Re: [arm-gnu] how to compile C code to NEON instructions
[Date Prev][Date Next][Thread Prev][Thread Next][Date Index][Thread Index]

Re: [arm-gnu] how to compile C code to NEON instructions



On 08/07/2011 08:45, vandung.tran@xxxxxxxxxxxxxxxx wrote:

Hi Bob
Thank you very much for your information
 > Yes, but the automatic vectorization is poor.
 > Check out the Neon Intrinsics and using inline assembly in your C
programs.

Can you provide me some documents that explain why automatic
vectorization is poor?

I want to know which compiler option is better: using mfpu=neon or not?
So I am looking for some C source code (no assembly inside) that can be
compiled to NEON instructions.
However, I can 't find.

Any information would be helpful.

Best Regards,
=====================
Tran Van Dung


What are you actually trying to do here? It sounds like you want to generate Neon instructions just so that you can say "the compiler can generate Neon instructions".

First, you'll have to learn about Neon - its programming model, registers, and instructions. Then /you/ have to write some C code that is relevant for /your/ application needs, and which you are confident would be best implemented using Neon. Then you compile it using various selections of compiler flags, studying the generated assembly code. Run the code and measure real world timings - for both Neon and non-Neon variants. Then re-implement the code with explicit Neon intrinsics, and compare that to the compiler-generated code for speed and size.

/Then/, and only then, will you have a good understanding about how to work together with the compiler to get the fastest possible code.

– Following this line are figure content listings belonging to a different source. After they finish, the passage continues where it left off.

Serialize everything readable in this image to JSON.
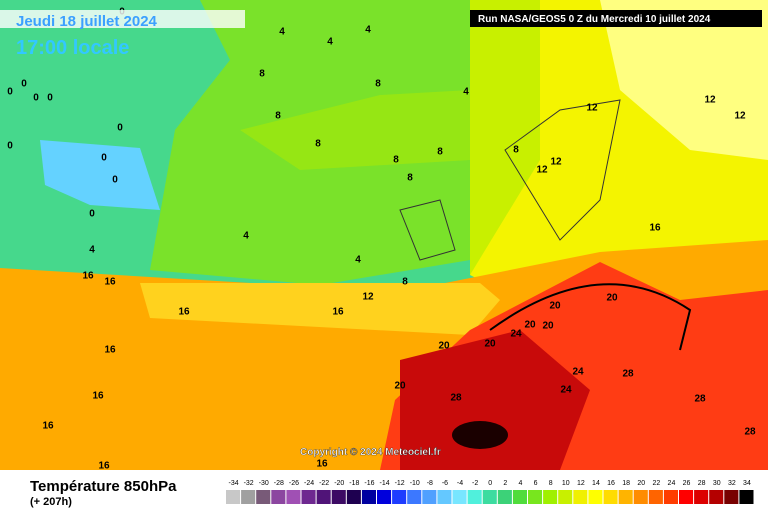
{
  "header": {
    "date": "Jeudi 18 juillet 2024",
    "time": "17:00 locale",
    "run": "Run NASA/GEOS5 0 Z du Mercredi 10 juillet 2024",
    "copyright": "Copyright © 2024 Meteociel.fr"
  },
  "footer": {
    "title": "Température 850hPa",
    "lead": "(+ 207h)"
  },
  "scale": {
    "values": [
      -34,
      -32,
      -30,
      -28,
      -26,
      -24,
      -22,
      -20,
      -18,
      -16,
      -14,
      -12,
      -10,
      -8,
      -6,
      -4,
      -2,
      0,
      2,
      4,
      6,
      8,
      10,
      12,
      14,
      16,
      18,
      20,
      22,
      24,
      26,
      28,
      30,
      32,
      34
    ],
    "colors": [
      "#c8c8c8",
      "#a0a0a0",
      "#785a78",
      "#8c46a0",
      "#a050b4",
      "#6e2890",
      "#501478",
      "#3c0a64",
      "#1e0050",
      "#0000a0",
      "#0000dc",
      "#1e3cff",
      "#3c78ff",
      "#50a0ff",
      "#64c8ff",
      "#78e6ff",
      "#50f0dc",
      "#3cdca0",
      "#3cd278",
      "#50dc3c",
      "#78e61e",
      "#a0f000",
      "#c8f000",
      "#f0f000",
      "#ffff00",
      "#ffdc00",
      "#ffb400",
      "#ff8c00",
      "#ff6400",
      "#ff3c00",
      "#ff0000",
      "#dc0000",
      "#b40000",
      "#780000",
      "#000000"
    ]
  },
  "contour_labels": [
    0,
    0,
    0,
    0,
    0,
    0,
    0,
    0,
    0,
    0,
    4,
    4,
    4,
    4,
    4,
    4,
    4,
    8,
    8,
    8,
    8,
    8,
    8,
    8,
    8,
    8,
    12,
    12,
    12,
    12,
    12,
    12,
    16,
    16,
    16,
    16,
    16,
    16,
    16,
    16,
    20,
    20,
    20,
    20,
    20,
    20,
    20,
    24,
    24,
    24,
    28,
    28,
    28,
    28,
    16,
    16
  ]
}
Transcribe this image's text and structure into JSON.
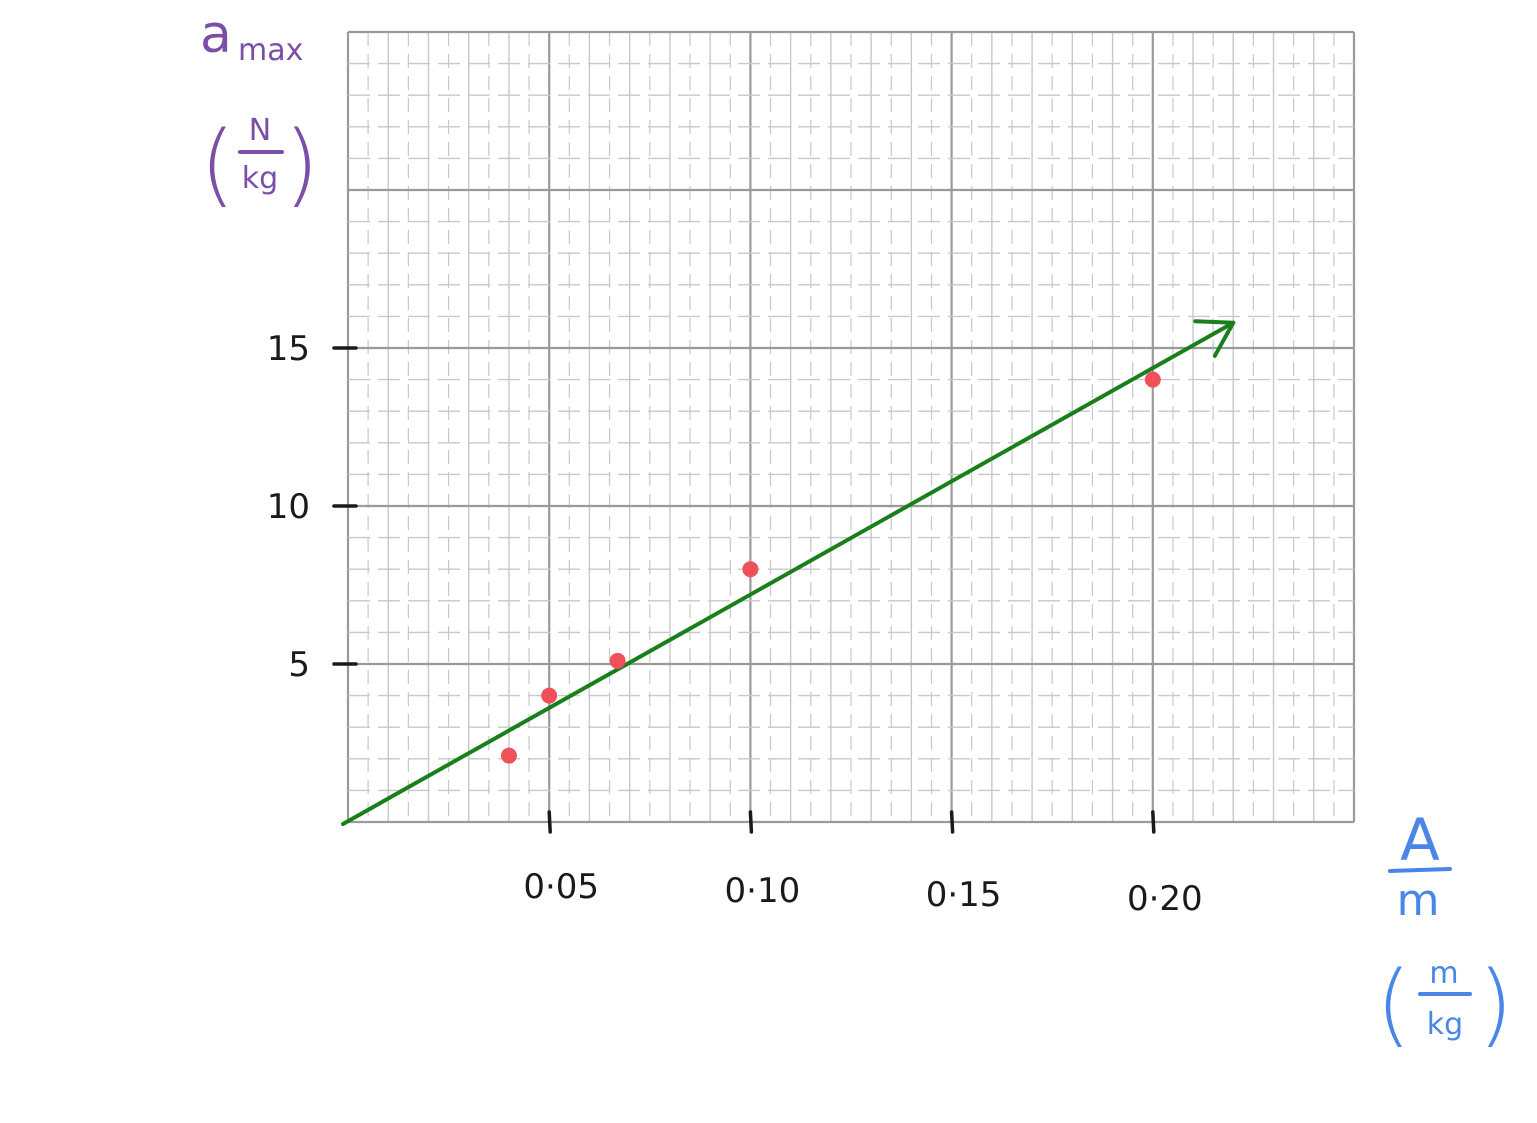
{
  "chart_data": {
    "type": "scatter",
    "title": "",
    "ylabel": {
      "symbol": "a",
      "subscript": "max",
      "unit_numerator": "N",
      "unit_denominator": "kg"
    },
    "xlabel": {
      "numerator": "A",
      "denominator": "m",
      "unit_numerator": "m",
      "unit_denominator": "kg"
    },
    "xlim": [
      0,
      0.25
    ],
    "ylim": [
      0,
      25
    ],
    "grid": true,
    "x_ticks": [
      0.05,
      0.1,
      0.15,
      0.2
    ],
    "x_tick_labels": [
      "0·05",
      "0·10",
      "0·15",
      "0·20"
    ],
    "y_ticks": [
      5,
      10,
      15
    ],
    "y_tick_labels": [
      "5",
      "10",
      "15"
    ],
    "series": [
      {
        "type": "scatter",
        "x": [
          0.04,
          0.05,
          0.067,
          0.1,
          0.2
        ],
        "y": [
          2.1,
          4.0,
          5.1,
          8.0,
          14.0
        ]
      },
      {
        "type": "line",
        "x": [
          0.0,
          0.22
        ],
        "y": [
          0.0,
          15.8
        ]
      }
    ],
    "colors": {
      "points": "#f0505a",
      "fit_line": "#1a7f1a",
      "grid_major": "#9a9a9a",
      "grid_minor": "#c8c8c8",
      "ylabel": "#7b4fa8",
      "xlabel": "#4a86e8",
      "ticks": "#1a1a1a"
    }
  }
}
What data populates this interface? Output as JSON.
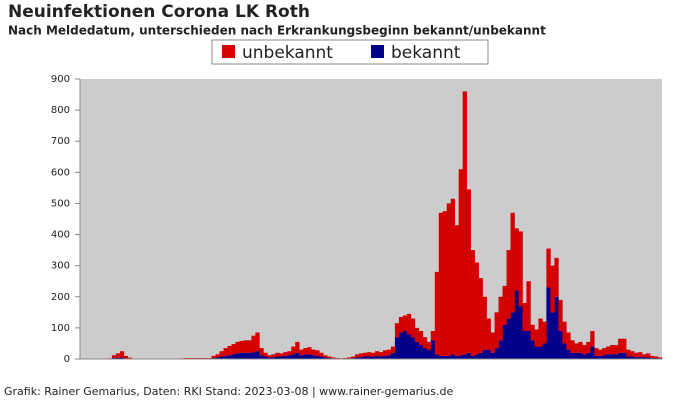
{
  "chart_data": {
    "type": "stacked_bar",
    "title": "Neuinfektionen Corona LK Roth",
    "subtitle": "Nach Meldedatum, unterschieden nach Erkrankungsbeginn bekannt/unbekannt",
    "footer": "Grafik: Rainer Gemarius, Daten: RKI Stand: 2023-03-08 | www.rainer-gemarius.de",
    "categories": [
      null,
      null,
      null,
      null,
      null,
      null,
      null,
      null,
      null,
      null,
      null,
      null,
      null,
      null,
      null,
      null,
      null,
      null,
      null,
      null,
      null,
      null,
      null,
      null,
      null,
      null,
      null,
      null,
      null,
      null,
      null,
      null,
      null,
      null,
      null,
      null,
      null,
      null,
      null,
      null,
      null,
      null,
      null,
      null,
      null,
      null,
      null,
      null,
      null,
      null,
      null,
      null,
      null,
      null,
      null,
      null,
      null,
      null,
      null,
      null,
      null,
      null,
      null,
      null,
      null,
      null,
      null,
      null,
      null,
      null,
      null,
      null,
      null,
      null,
      null,
      null,
      null,
      null,
      null,
      null,
      null,
      null,
      null,
      null,
      null,
      null,
      null,
      null,
      null,
      null,
      null,
      null,
      null,
      null,
      null,
      null,
      null,
      null,
      null,
      null,
      null,
      null,
      null,
      null,
      null,
      null,
      null,
      null,
      null,
      null,
      null,
      null,
      null,
      null,
      null,
      null,
      null,
      null,
      null,
      null,
      null,
      null,
      null,
      null,
      null,
      null,
      null,
      null,
      null,
      null,
      null,
      null,
      null,
      null,
      null,
      null,
      null,
      null,
      null,
      null,
      null,
      null,
      null,
      null,
      null,
      null
    ],
    "series": [
      {
        "name": "unbekannt",
        "color": "#d40000",
        "values": [
          0,
          0,
          0,
          0,
          0,
          0,
          0,
          1,
          9,
          14,
          20,
          8,
          3,
          0,
          0,
          0,
          0,
          0,
          0,
          0,
          0,
          0,
          0,
          0,
          0,
          1,
          2,
          2,
          2,
          2,
          2,
          2,
          2,
          7,
          10,
          17,
          25,
          30,
          33,
          37,
          38,
          40,
          40,
          53,
          60,
          23,
          12,
          7,
          9,
          12,
          10,
          12,
          13,
          25,
          35,
          18,
          20,
          23,
          18,
          18,
          12,
          7,
          5,
          3,
          2,
          1,
          2,
          3,
          5,
          10,
          12,
          12,
          14,
          12,
          15,
          14,
          18,
          18,
          20,
          45,
          50,
          50,
          65,
          60,
          45,
          45,
          35,
          25,
          30,
          265,
          460,
          465,
          490,
          500,
          420,
          598,
          845,
          525,
          340,
          295,
          240,
          170,
          100,
          65,
          115,
          140,
          125,
          220,
          320,
          200,
          240,
          90,
          160,
          50,
          55,
          90,
          70,
          125,
          150,
          125,
          100,
          70,
          55,
          40,
          30,
          35,
          30,
          35,
          50,
          25,
          20,
          23,
          25,
          30,
          30,
          45,
          45,
          22,
          17,
          14,
          16,
          10,
          13,
          7,
          5,
          3
        ]
      },
      {
        "name": "bekannt",
        "color": "#00008b",
        "values": [
          0,
          0,
          0,
          0,
          0,
          0,
          0,
          1,
          3,
          4,
          5,
          2,
          1,
          0,
          0,
          0,
          0,
          0,
          0,
          0,
          0,
          0,
          0,
          0,
          0,
          1,
          1,
          1,
          1,
          1,
          1,
          1,
          1,
          3,
          5,
          8,
          10,
          12,
          15,
          18,
          20,
          20,
          20,
          22,
          25,
          12,
          8,
          5,
          6,
          8,
          8,
          10,
          12,
          15,
          20,
          12,
          15,
          15,
          12,
          10,
          8,
          5,
          3,
          2,
          1,
          1,
          1,
          2,
          3,
          5,
          6,
          8,
          8,
          8,
          10,
          8,
          10,
          12,
          20,
          70,
          85,
          90,
          80,
          70,
          55,
          45,
          35,
          30,
          60,
          15,
          10,
          10,
          10,
          15,
          10,
          12,
          15,
          20,
          10,
          15,
          20,
          30,
          30,
          20,
          35,
          60,
          110,
          130,
          150,
          220,
          170,
          90,
          90,
          60,
          40,
          40,
          50,
          230,
          150,
          200,
          90,
          50,
          30,
          20,
          20,
          20,
          15,
          20,
          40,
          10,
          10,
          12,
          15,
          15,
          15,
          20,
          20,
          8,
          8,
          6,
          6,
          5,
          5,
          3,
          3,
          2
        ]
      }
    ],
    "ylim": [
      0,
      900
    ],
    "yticks": [
      0,
      100,
      200,
      300,
      400,
      500,
      600,
      700,
      800,
      900
    ],
    "plot_background": "#cccccc",
    "grid": false
  }
}
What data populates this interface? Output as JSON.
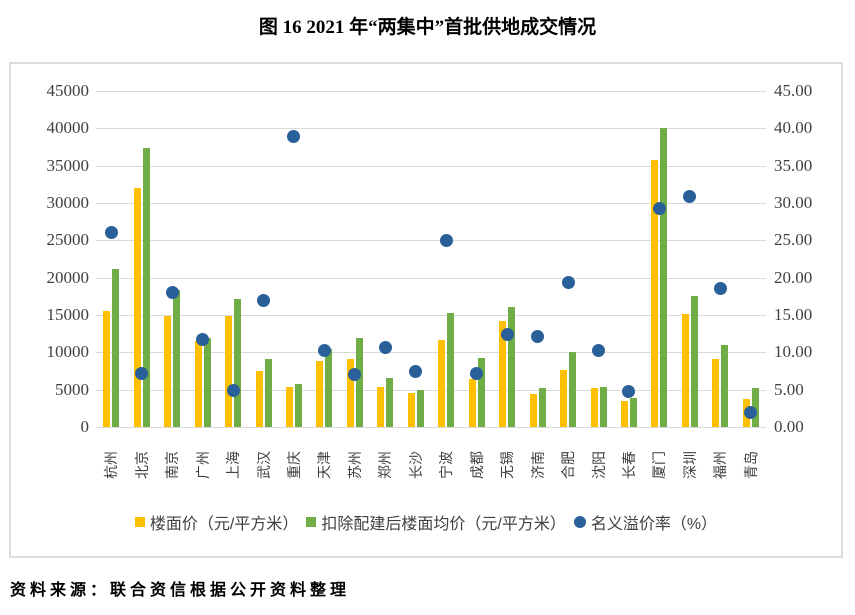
{
  "title": "图 16  2021 年“两集中”首批供地成交情况",
  "source": "资料来源：联合资信根据公开资料整理",
  "colors": {
    "bar_floor_price": "#FFC000",
    "bar_net_price": "#70AD47",
    "dot_premium": "#2A6099",
    "grid": "#D9D9D9",
    "axis_text": "#404040",
    "box_border": "#DCDCDC"
  },
  "chart_data": {
    "type": "bar",
    "subtype": "combo bar + scatter, dual axis",
    "categories": [
      "杭州",
      "北京",
      "南京",
      "广州",
      "上海",
      "武汉",
      "重庆",
      "天津",
      "苏州",
      "郑州",
      "长沙",
      "宁波",
      "成都",
      "无锡",
      "济南",
      "合肥",
      "沈阳",
      "长春",
      "厦门",
      "深圳",
      "福州",
      "青岛"
    ],
    "series": [
      {
        "name": "楼面价（元/平方米）",
        "type": "bar",
        "marker": "square",
        "color": "#FFC000",
        "axis": "left",
        "values": [
          15500,
          32000,
          14800,
          11500,
          14800,
          7500,
          5300,
          8900,
          9100,
          5400,
          4600,
          11700,
          6400,
          14200,
          4400,
          7700,
          5200,
          3500,
          35800,
          15200,
          9100,
          3800
        ]
      },
      {
        "name": "扣除配建后楼面均价（元/平方米）",
        "type": "bar",
        "marker": "square",
        "color": "#70AD47",
        "axis": "left",
        "values": [
          21100,
          37300,
          18400,
          11900,
          17200,
          9100,
          5700,
          10400,
          11900,
          6500,
          5000,
          15300,
          9200,
          16100,
          5200,
          10000,
          5300,
          3900,
          40000,
          17600,
          11000,
          5200
        ]
      },
      {
        "name": "名义溢价率（%）",
        "type": "scatter",
        "marker": "circle",
        "color": "#2A6099",
        "axis": "right",
        "values": [
          26.1,
          7.1,
          18.0,
          11.7,
          4.9,
          16.9,
          38.9,
          10.3,
          7.0,
          10.7,
          7.5,
          25.0,
          7.2,
          12.4,
          12.1,
          19.3,
          10.3,
          4.7,
          29.3,
          30.9,
          18.5,
          2.0
        ]
      }
    ],
    "left_axis": {
      "min": 0,
      "max": 45000,
      "step": 5000,
      "tick_labels": [
        "45000",
        "40000",
        "35000",
        "30000",
        "25000",
        "20000",
        "15000",
        "10000",
        "5000",
        "0"
      ]
    },
    "right_axis": {
      "min": 0,
      "max": 45,
      "step": 5,
      "tick_labels": [
        "45.00",
        "40.00",
        "35.00",
        "30.00",
        "25.00",
        "20.00",
        "15.00",
        "10.00",
        "5.00",
        "0.00"
      ]
    },
    "grid": true,
    "legend_position": "bottom"
  }
}
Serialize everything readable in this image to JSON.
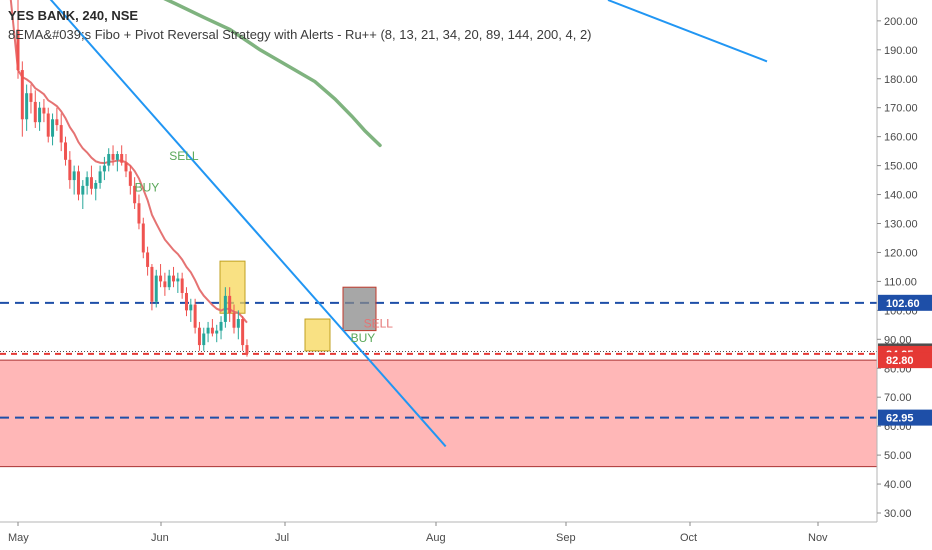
{
  "header": {
    "symbol_line": "YES BANK, 240, NSE",
    "study_line": "8EMA&#039;s Fibo + Pivot Reversal Strategy with Alerts - Ru++ (8, 13, 21, 34, 20, 89, 144, 200, 4, 2)"
  },
  "chart_data": {
    "type": "candlestick",
    "y_axis": {
      "ticks": [
        30,
        40,
        50,
        60,
        70,
        80,
        90,
        100,
        110,
        120,
        130,
        140,
        150,
        160,
        170,
        180,
        190,
        200
      ],
      "ylim": [
        26,
        205
      ],
      "side": "right"
    },
    "x_axis": {
      "ticks": [
        "May",
        "Jun",
        "Jul",
        "Aug",
        "Sep",
        "Oct",
        "Nov"
      ]
    },
    "price_badges": [
      {
        "value": "102.60",
        "color": "#1e4fa8",
        "line_style": "dashed"
      },
      {
        "value": "85.80",
        "color": "#4d4d4d",
        "line_style": "dotted"
      },
      {
        "value": "84.95",
        "color": "#e53935",
        "line_style": "dashed"
      },
      {
        "value": "82.80",
        "color": "#e53935",
        "line_style": "solid"
      },
      {
        "value": "62.95",
        "color": "#1e4fa8",
        "line_style": "dashed"
      }
    ],
    "zone": {
      "from": 46,
      "to": 82.8,
      "color": "#ffb3b3"
    },
    "signals": [
      {
        "label": "SELL",
        "color": "#5aa85a"
      },
      {
        "label": "BUY",
        "color": "#5aa85a"
      },
      {
        "label": "SELL",
        "color": "#e57373"
      },
      {
        "label": "BUY",
        "color": "#5aa85a"
      }
    ],
    "colors": {
      "up": "#26a69a",
      "down": "#ef5350",
      "ema_fast": "#e57373",
      "ema_slow": "#7fb37f",
      "trend": "#2196f3"
    },
    "candles": [
      [
        197,
        208,
        180,
        183
      ],
      [
        183,
        186,
        160,
        166
      ],
      [
        166,
        178,
        162,
        175
      ],
      [
        175,
        178,
        168,
        172
      ],
      [
        172,
        176,
        163,
        165
      ],
      [
        165,
        172,
        162,
        170
      ],
      [
        170,
        173,
        165,
        168
      ],
      [
        168,
        170,
        158,
        160
      ],
      [
        160,
        168,
        157,
        166
      ],
      [
        166,
        170,
        162,
        164
      ],
      [
        164,
        168,
        155,
        158
      ],
      [
        158,
        160,
        150,
        152
      ],
      [
        152,
        155,
        142,
        145
      ],
      [
        145,
        150,
        140,
        148
      ],
      [
        148,
        150,
        138,
        140
      ],
      [
        140,
        145,
        135,
        143
      ],
      [
        143,
        148,
        140,
        146
      ],
      [
        146,
        150,
        140,
        142
      ],
      [
        142,
        145,
        138,
        144
      ],
      [
        144,
        150,
        142,
        148
      ],
      [
        148,
        153,
        145,
        150
      ],
      [
        150,
        156,
        148,
        154
      ],
      [
        154,
        157,
        150,
        152
      ],
      [
        152,
        155,
        148,
        154
      ],
      [
        154,
        157,
        150,
        151
      ],
      [
        151,
        154,
        146,
        148
      ],
      [
        148,
        150,
        140,
        143
      ],
      [
        143,
        146,
        135,
        137
      ],
      [
        137,
        140,
        128,
        130
      ],
      [
        130,
        132,
        118,
        120
      ],
      [
        120,
        122,
        112,
        115
      ],
      [
        115,
        116,
        100,
        103
      ],
      [
        103,
        114,
        101,
        112
      ],
      [
        112,
        116,
        108,
        110
      ],
      [
        110,
        113,
        105,
        108
      ],
      [
        108,
        114,
        107,
        112
      ],
      [
        112,
        115,
        108,
        110
      ],
      [
        110,
        113,
        106,
        111
      ],
      [
        111,
        113,
        104,
        106
      ],
      [
        106,
        108,
        98,
        100
      ],
      [
        100,
        104,
        96,
        102
      ],
      [
        102,
        104,
        92,
        94
      ],
      [
        94,
        96,
        86,
        88
      ],
      [
        88,
        94,
        86,
        92
      ],
      [
        92,
        96,
        89,
        94
      ],
      [
        94,
        97,
        91,
        92
      ],
      [
        92,
        95,
        89,
        93
      ],
      [
        93,
        98,
        90,
        96
      ],
      [
        96,
        108,
        94,
        105
      ],
      [
        105,
        108,
        96,
        99
      ],
      [
        99,
        102,
        92,
        94
      ],
      [
        94,
        100,
        90,
        97
      ],
      [
        97,
        98,
        86,
        88
      ],
      [
        88,
        90,
        84,
        85
      ]
    ]
  }
}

As for automatic vectorisation being poor, it's actually a bit of a mixed bag. It has definitely been improving with newer versions of gcc - you have to be precise about the version number when asking about this, or when looking up the gcc manuals, as it's a part of gcc that has been under heavy development. The quality of the automatic vectorisation code varies a lot - different arrangements of the source code can have a heavy influence in how well the compiler can understand and optimise it. It's important to give the compiler as much information as you can - for example, it is better to use arrays with fixed sizes rather than pointers, and the ordering of loops is vital. The compiler flags will also have a big effect - many of the loop and vectorisation optimisations are not enabled by any -O flags, but must be specified explicitly.